不登校新聞

233号(2008.1.1)

戯作家 パオロ・マッツァリーノさんに聞く

2014年11月26日 14:34 by 匿名
――道徳を小中学校の正式課目にすべきだという動きがありますが、これについてのお考えは?
 道徳の授業でどんなこと教えるんでしょうね。世間では公務員のいわゆる「天下り」ってのが倫理道徳上、問題視されてます。私が道徳の教科書をつくるなら、ぜひ、これを取り上げたい。

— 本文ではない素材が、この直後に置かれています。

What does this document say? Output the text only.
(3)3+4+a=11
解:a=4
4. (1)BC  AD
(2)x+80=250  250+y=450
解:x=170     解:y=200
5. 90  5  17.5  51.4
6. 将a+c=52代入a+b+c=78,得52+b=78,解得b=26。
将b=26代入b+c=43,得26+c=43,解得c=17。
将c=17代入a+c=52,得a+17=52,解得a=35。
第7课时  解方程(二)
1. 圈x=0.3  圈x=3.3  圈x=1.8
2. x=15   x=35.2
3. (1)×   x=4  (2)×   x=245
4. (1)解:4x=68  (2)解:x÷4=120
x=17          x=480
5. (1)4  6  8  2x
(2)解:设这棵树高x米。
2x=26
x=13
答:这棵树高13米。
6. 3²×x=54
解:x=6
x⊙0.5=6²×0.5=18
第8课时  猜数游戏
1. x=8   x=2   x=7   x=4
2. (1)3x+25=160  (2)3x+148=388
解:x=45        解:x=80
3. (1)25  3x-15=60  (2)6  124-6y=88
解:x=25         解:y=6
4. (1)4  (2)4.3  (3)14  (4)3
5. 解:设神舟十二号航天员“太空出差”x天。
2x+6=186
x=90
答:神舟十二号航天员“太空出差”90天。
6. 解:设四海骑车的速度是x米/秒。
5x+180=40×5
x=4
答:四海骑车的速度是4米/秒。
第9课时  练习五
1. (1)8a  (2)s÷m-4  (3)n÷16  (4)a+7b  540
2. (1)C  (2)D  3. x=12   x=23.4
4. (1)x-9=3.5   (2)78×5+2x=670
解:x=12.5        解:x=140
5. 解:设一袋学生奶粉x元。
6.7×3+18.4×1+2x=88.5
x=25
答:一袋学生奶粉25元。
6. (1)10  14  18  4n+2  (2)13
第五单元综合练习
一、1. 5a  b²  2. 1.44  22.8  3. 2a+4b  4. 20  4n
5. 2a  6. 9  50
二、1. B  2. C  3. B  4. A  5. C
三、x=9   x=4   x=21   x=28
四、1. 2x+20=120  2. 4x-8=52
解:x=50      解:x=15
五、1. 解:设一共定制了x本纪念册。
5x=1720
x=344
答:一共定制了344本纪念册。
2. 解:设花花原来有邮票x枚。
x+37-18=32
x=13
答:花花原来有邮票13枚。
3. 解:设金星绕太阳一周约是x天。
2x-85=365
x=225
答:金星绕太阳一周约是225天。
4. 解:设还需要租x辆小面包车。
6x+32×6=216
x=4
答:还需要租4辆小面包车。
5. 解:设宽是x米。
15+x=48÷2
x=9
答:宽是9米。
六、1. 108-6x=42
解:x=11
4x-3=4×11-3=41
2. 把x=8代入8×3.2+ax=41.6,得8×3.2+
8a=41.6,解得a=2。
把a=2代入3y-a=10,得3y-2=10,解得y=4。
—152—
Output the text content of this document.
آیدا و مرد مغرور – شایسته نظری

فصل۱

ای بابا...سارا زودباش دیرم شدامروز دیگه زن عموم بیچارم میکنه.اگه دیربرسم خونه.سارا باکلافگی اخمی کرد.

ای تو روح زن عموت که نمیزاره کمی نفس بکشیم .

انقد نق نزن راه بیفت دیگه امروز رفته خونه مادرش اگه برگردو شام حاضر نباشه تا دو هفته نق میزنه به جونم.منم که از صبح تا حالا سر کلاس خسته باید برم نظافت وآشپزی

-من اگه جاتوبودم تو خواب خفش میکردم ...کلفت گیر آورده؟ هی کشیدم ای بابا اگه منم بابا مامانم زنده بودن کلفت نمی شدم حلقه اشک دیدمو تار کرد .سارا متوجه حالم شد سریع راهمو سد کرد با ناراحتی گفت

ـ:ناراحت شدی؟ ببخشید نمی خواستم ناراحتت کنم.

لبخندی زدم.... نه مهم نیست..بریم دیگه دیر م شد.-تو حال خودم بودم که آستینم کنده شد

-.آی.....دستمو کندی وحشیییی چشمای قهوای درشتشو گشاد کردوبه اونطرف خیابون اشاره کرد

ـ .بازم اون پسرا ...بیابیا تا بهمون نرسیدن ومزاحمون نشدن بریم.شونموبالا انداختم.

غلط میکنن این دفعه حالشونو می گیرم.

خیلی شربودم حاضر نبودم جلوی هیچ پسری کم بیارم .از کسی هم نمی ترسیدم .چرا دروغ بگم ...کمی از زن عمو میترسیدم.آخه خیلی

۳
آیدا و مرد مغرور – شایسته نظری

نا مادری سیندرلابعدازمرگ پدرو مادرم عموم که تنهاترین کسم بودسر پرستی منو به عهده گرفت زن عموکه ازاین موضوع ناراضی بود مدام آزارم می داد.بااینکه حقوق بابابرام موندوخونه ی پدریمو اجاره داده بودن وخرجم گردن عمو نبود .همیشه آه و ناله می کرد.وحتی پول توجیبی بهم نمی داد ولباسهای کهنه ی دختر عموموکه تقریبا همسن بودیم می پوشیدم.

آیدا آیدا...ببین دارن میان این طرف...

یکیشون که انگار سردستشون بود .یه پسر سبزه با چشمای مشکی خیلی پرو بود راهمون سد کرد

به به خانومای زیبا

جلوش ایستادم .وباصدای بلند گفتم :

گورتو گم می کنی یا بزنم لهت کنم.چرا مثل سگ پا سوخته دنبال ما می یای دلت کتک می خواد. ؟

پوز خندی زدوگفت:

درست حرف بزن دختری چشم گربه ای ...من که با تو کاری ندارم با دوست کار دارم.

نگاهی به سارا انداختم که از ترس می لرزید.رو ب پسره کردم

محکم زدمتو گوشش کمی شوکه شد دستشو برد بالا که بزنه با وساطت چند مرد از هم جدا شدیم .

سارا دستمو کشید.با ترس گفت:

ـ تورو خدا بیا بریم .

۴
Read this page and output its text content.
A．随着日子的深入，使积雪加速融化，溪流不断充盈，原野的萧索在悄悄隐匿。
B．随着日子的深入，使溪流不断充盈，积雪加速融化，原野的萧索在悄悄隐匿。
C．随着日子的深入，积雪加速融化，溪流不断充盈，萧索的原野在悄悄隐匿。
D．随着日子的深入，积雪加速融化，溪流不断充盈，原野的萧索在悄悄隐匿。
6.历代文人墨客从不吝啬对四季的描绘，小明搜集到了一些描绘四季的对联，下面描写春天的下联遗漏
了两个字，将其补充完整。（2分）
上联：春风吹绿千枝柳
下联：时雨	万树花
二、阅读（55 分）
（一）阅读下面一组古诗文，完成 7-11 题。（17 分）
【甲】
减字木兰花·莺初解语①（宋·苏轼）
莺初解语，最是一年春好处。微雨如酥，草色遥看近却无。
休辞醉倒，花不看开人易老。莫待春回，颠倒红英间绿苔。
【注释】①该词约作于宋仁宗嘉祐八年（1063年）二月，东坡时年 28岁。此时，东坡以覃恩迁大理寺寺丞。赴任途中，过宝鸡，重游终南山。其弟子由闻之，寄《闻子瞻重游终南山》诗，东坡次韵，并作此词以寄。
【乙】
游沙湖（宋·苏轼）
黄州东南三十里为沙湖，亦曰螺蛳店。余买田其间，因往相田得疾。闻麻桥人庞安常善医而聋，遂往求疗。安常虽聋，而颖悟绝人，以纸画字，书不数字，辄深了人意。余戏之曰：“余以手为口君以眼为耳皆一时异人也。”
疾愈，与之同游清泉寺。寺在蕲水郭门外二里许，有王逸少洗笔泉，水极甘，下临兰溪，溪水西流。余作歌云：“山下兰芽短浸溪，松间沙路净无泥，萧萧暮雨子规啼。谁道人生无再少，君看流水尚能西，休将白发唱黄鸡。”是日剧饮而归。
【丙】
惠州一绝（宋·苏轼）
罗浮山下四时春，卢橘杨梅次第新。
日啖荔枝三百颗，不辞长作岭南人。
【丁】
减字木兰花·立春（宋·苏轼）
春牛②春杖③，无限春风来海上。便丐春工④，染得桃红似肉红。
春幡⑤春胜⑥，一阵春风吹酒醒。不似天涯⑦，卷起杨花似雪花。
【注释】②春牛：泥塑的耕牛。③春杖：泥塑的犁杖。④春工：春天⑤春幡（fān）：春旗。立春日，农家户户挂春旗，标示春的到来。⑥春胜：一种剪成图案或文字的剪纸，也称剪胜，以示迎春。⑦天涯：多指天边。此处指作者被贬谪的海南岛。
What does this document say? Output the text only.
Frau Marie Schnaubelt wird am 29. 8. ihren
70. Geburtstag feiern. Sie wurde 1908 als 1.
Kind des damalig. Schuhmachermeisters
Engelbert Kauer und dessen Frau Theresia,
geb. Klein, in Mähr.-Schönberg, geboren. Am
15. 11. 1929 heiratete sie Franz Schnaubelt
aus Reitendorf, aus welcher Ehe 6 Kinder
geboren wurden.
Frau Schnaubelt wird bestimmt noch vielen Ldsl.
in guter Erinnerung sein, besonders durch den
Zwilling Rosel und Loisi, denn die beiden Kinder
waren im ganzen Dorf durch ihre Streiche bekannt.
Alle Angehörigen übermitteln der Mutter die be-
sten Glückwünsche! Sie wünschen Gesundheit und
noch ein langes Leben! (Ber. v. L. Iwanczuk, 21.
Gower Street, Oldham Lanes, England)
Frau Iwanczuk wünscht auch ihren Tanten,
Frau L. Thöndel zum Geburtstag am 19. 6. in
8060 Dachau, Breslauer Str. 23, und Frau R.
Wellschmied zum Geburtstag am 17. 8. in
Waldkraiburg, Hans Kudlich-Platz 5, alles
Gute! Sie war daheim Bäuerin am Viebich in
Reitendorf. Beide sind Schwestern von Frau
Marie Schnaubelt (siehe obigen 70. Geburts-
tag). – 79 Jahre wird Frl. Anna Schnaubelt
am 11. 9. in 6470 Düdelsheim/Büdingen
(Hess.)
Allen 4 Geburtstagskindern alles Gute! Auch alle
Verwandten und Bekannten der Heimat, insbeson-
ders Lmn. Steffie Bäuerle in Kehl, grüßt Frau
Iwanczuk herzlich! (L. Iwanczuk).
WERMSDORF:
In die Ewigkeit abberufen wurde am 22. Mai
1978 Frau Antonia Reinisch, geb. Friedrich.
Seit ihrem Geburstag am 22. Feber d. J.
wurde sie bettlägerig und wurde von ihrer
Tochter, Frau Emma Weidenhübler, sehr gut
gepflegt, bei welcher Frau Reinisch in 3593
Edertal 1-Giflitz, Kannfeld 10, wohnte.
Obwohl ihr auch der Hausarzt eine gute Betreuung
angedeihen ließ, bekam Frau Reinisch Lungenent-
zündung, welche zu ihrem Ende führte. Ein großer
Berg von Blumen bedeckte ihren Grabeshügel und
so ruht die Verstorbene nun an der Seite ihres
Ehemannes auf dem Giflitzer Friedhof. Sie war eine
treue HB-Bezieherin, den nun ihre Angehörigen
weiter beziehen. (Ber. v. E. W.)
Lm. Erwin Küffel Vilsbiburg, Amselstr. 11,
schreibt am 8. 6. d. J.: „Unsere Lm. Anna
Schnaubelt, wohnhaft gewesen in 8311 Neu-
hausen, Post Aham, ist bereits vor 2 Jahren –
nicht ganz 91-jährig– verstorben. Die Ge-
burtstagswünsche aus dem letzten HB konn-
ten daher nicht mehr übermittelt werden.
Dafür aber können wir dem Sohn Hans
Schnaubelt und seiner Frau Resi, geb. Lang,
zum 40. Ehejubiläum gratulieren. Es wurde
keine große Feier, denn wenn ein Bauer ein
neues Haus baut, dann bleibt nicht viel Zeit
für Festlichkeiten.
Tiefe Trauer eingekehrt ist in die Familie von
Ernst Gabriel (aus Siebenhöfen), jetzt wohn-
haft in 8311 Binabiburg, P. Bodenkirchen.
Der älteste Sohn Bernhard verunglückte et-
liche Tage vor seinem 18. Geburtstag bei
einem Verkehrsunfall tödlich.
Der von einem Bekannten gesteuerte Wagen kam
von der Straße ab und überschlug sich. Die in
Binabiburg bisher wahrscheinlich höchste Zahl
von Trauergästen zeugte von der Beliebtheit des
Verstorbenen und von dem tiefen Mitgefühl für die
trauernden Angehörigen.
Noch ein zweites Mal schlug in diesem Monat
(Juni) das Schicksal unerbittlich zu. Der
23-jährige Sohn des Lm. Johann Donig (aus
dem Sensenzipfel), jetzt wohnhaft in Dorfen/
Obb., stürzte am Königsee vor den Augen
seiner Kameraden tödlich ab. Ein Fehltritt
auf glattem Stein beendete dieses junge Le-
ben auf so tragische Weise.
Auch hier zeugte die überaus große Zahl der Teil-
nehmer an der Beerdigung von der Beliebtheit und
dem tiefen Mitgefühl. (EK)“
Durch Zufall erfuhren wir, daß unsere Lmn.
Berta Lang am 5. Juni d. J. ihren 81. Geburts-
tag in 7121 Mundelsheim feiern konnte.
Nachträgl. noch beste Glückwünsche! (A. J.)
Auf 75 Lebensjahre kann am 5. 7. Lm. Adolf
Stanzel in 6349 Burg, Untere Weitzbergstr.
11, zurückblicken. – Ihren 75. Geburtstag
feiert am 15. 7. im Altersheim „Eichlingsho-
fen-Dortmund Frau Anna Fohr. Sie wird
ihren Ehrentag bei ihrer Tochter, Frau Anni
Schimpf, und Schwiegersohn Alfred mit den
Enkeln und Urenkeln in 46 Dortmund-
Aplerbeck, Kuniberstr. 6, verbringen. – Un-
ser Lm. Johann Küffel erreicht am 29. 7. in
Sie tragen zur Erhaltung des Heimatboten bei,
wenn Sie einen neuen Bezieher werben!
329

「衆議院の調査によると、文部科学省からの天下りだけでも、3000人ほどいるとのことです。みなさんはどう思いますか。クラスのみんなで話し合ってみましょう」。

 まあ絶対、検定通らないだろうけど(笑)。

 少年犯罪が起きると、すぐに「少年の心の闇」がどうだのこうだのと議論されます。でも、心に闇がない人なんているんですかね。まともに心理学や精神医学を研究している人ならば、わかってるはずですが、あまり指摘されません。高齢化の影響もありますけど、統計を見ると、50代、60代の犯罪こそ増えています。なのに、「50代の心の闇」は不思議と報道されません。

 偽装問題とかもそうですが、どうみても、道徳教育が必要なのはオトナのほうじゃないですかねえ。

――しかし「青少年の道徳観の低下」は、多くの方から指摘されています。